Saturday, October 20, 2007

My fight with Barnes & Noble.

Having seen the widely disseminated clip of Frau Coulter on Donnie Deutsch's show (Hannah Arendt might call Coulter's spoutings The Banality of Banality) my disdain for her, always at quite a high level, has skyrocketed. The day after making her anti-semitic remarks I came across a raft of her books on display at Barnes & Noble. Incensed (as always) I decided to write an email to them protesting, not that they are selling her inflammatory racism, but they have it prominently displayed. In my email, I mentioned that I believed having Coulter's trash front and center was an "implied endorsement" on the part Barnes and Noble.
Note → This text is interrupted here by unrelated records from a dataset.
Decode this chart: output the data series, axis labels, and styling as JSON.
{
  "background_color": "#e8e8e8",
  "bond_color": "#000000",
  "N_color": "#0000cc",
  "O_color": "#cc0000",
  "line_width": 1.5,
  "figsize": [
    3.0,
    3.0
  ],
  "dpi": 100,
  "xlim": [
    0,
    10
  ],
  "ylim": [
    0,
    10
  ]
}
For instance, if there were a book called "Negroes are Dumb," having it in the window of your store, like having a certain dress if you are a dress shop, means this is something you want to sell--something you are pushing.
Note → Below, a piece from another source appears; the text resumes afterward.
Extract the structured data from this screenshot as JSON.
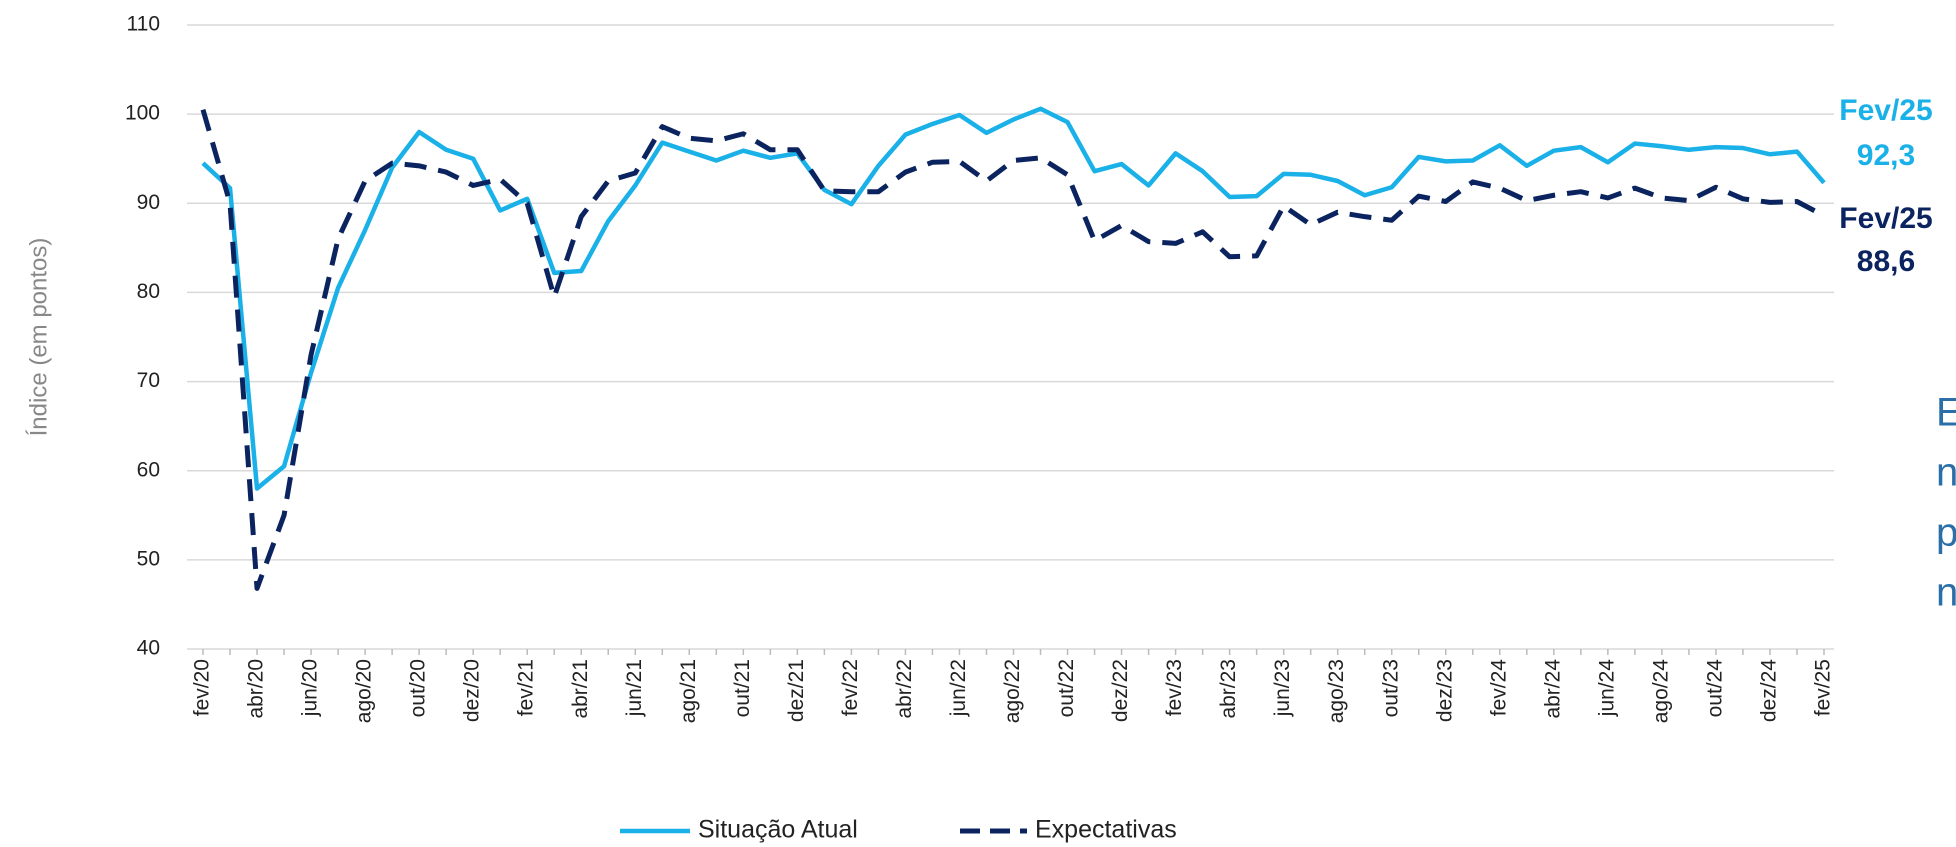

Of course the note I got back from a Barnes & Noble customer service person convinced me that no one at all actually read my reasoned and moderate email. What follows is a semi-logic-leap, but this to me illustrates one of the dangers of media consolidation. When a few control much, debate is stifled and one company's opinions or business practices can have undo, and undeserved, influence.

1 comment:

Tore Claesson said...

they sell anything that's lucrative enough. as long as it doesn't clash with (bushite )moral values.
although i've secretely being peeking into their art book department where many a title of interest can be ogled.
i wonder if there's any integrity left in our world at all.
They probably saw the whole fucking debacle as a great PR tool, peaking interests in die Frau's book. It's despicable.